Comment Ebihara Hiroko a-t-elle pu ouvrir la porte très fermée du monde des matagi ? Pour retracer son parcours, il faut remonter dix ans en arrière. Alors étudiante en peinture japonaise à Yamagata, à 40km au nord-est d’Oguni, elle travaillait beaucoup sur les animaux dans les zoos, mais “ils leur manquaient quelque chose, une sorte de vivacité, probablement la force de la nature propre aux animaux sauvages”. Un jour, son professeur, spécialiste de la culture des matagi, par le plus grand des hasards, lui a demandé si elle accepterait accompagner une équipe de chasseurs. “Pour moi, c’était d’abord une occasion pour observer les animaux à l’état naturel”, se rappelle-t-elle. Elle a tout de suite accepté, sans savoir que, dix ans plus tard, elle sillonnerait les montagnes avec ces chasseurs traditionnels.

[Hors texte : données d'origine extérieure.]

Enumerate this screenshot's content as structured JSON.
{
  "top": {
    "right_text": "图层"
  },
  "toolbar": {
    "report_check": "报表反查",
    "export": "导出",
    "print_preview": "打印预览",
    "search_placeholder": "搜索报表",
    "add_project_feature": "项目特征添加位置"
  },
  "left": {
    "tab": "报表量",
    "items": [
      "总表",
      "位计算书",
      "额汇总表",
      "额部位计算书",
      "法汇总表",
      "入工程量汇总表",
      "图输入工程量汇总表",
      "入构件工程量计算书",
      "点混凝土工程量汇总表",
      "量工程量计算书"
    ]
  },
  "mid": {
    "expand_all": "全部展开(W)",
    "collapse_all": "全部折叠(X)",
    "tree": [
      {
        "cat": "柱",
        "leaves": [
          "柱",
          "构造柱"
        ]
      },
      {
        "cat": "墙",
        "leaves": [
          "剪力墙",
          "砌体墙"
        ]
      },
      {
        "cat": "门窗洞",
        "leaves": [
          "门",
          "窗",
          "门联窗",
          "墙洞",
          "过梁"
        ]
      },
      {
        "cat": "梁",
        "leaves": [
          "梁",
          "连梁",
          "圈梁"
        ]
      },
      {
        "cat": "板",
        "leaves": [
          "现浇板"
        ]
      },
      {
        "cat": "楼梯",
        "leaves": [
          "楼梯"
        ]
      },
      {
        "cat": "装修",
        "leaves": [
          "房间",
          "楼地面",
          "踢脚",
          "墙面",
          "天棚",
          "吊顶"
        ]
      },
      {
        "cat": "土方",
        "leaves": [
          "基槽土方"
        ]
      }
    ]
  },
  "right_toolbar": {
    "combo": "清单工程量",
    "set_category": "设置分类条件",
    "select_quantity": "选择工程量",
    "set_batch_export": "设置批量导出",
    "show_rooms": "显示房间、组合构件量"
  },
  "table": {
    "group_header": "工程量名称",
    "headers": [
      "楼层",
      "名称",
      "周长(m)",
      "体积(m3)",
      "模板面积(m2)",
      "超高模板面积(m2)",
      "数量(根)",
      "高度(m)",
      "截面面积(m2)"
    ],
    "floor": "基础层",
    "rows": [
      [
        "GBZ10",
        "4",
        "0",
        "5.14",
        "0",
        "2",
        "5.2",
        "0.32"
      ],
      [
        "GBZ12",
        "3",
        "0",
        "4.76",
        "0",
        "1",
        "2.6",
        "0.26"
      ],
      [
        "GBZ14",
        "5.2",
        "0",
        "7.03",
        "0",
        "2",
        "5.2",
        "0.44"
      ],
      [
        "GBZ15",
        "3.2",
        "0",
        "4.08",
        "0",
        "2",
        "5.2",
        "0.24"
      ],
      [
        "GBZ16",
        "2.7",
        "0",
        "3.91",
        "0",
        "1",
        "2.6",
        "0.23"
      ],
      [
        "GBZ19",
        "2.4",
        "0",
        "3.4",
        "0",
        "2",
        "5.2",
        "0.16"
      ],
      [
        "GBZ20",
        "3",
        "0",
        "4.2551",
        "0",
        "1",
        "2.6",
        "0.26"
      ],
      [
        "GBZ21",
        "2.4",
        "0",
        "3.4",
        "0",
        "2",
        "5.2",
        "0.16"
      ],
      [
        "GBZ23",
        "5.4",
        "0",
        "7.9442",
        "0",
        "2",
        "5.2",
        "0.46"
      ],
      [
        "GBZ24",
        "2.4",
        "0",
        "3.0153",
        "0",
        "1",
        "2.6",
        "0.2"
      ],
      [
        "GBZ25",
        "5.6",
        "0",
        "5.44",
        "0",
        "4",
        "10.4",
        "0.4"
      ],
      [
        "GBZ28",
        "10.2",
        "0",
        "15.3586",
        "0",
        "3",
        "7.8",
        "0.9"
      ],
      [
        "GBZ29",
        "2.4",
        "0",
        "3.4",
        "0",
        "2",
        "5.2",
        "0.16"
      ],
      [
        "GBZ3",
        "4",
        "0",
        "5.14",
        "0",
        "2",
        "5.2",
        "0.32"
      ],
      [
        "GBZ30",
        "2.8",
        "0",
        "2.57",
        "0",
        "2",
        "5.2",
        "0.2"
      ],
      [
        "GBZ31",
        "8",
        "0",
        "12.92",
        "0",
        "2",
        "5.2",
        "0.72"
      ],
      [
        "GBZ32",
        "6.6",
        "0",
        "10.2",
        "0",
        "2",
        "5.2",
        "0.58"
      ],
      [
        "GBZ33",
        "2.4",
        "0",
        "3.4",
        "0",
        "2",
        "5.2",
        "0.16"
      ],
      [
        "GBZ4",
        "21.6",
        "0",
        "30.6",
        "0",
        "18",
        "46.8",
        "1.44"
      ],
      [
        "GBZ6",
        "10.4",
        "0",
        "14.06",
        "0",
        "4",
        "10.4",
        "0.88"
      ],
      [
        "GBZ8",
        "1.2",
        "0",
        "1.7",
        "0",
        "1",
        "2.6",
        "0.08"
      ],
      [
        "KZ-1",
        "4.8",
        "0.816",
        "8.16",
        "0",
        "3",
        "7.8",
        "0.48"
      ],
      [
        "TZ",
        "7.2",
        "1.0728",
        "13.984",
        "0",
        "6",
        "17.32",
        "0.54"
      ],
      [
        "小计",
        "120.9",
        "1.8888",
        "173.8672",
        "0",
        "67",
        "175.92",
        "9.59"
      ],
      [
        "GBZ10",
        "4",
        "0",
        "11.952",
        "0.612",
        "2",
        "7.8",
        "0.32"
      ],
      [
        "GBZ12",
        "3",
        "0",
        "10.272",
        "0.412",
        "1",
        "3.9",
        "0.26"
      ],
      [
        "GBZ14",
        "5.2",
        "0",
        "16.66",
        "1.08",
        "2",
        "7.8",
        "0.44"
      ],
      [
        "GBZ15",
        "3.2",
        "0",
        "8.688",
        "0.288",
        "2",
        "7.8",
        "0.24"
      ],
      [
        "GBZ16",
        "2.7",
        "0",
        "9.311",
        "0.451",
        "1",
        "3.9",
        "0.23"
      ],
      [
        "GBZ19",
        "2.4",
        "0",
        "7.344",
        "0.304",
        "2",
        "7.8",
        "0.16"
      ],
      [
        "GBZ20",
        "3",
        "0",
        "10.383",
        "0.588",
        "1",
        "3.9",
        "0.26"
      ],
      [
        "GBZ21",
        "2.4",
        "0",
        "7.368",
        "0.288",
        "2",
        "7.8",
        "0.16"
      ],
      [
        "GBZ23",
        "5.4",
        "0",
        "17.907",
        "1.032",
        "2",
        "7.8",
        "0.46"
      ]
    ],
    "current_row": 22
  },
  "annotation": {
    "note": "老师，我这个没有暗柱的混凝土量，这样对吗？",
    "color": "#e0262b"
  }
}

Une fois sur place, elle a été impressionnée par leurs connaissances minutieuses des montagnes et de la faune. Un bon matagi, explique Saitô Shigemi, doit apprendre “à connaître parfaitement l’environnement dans lequel il évolue.” Lui qui arpente les montagnes avec son fusil depuis son enfance connaît par cœur où se trouvent les sources d’eau, les endroits dangereux lorsque l’hiver arrive, comment deviner la taille d’un ours à partir de ses traces. “Ce sont des gens capables de gravir une pente enneigée comme si de rien n’était !” s’exclame Ebihara Hiroko. En effet, de décembre jusqu’en avril, tout est sous la neige à Oguni, et l’accumulation peut frôler quatre mètres dans certains endroits. En cette période, il faut une certaine technique rien que pour se déplacer dans la montagne.
Son maître, Saitô Shigemi, est l’une des dernières personnes qui a vécu l’époque où les matagi vivaient encore en vendant la fourrure et la bile d’ours. On doute aujourd’hui des vertus curatives de cet organe, mais à l’époque, c’est-à-dire avant les années 1950, elle valait “autant que de l’or”, se rappelle le vieux chasseur. Pour les matagi, l’ours est un animal spécial qui permettait d’enrichir le village entier et de survivre au rude hiver. Pour capturer des ours, ils n’hésitaient donc pas à passer une semaine entière dans les montagnes. “On se nourrissait comme on pouvait de ce qu’on chassait. La nuit, on se réchauffait avec un feu de camp”, explique-t-il. A l’époque, les matagi se parlaient entre eux dans une langue particulière lors de la chasse. Elle tire son origine de la langue du peuple aïnou qui vivait dans la région. “Quand j’étais jeune, j’évitais de parler en cette langue”, se souvient le vieux matagi. Car la sanction pour une erreur de langage était lourde. “Il fallait qu’on se jette dans une rivière pour se faire pardonner”, se souvient-il.
Saitô Shigemi a aussi côtoyé des chasseurs légendaires capables de trouver des animaux cachés derrière un tronc d’arbre, à deux kilomètres de distance, et ce sans jumelles. Ces anciens lui ont parlé aussi de l’époque où les chasseurs se servaient de lances pour tuer des ours. Mais de quelle période s’agissait-il ? Il fronce les sourcils et répond : “C’est trop ancien, je ne sais plus.”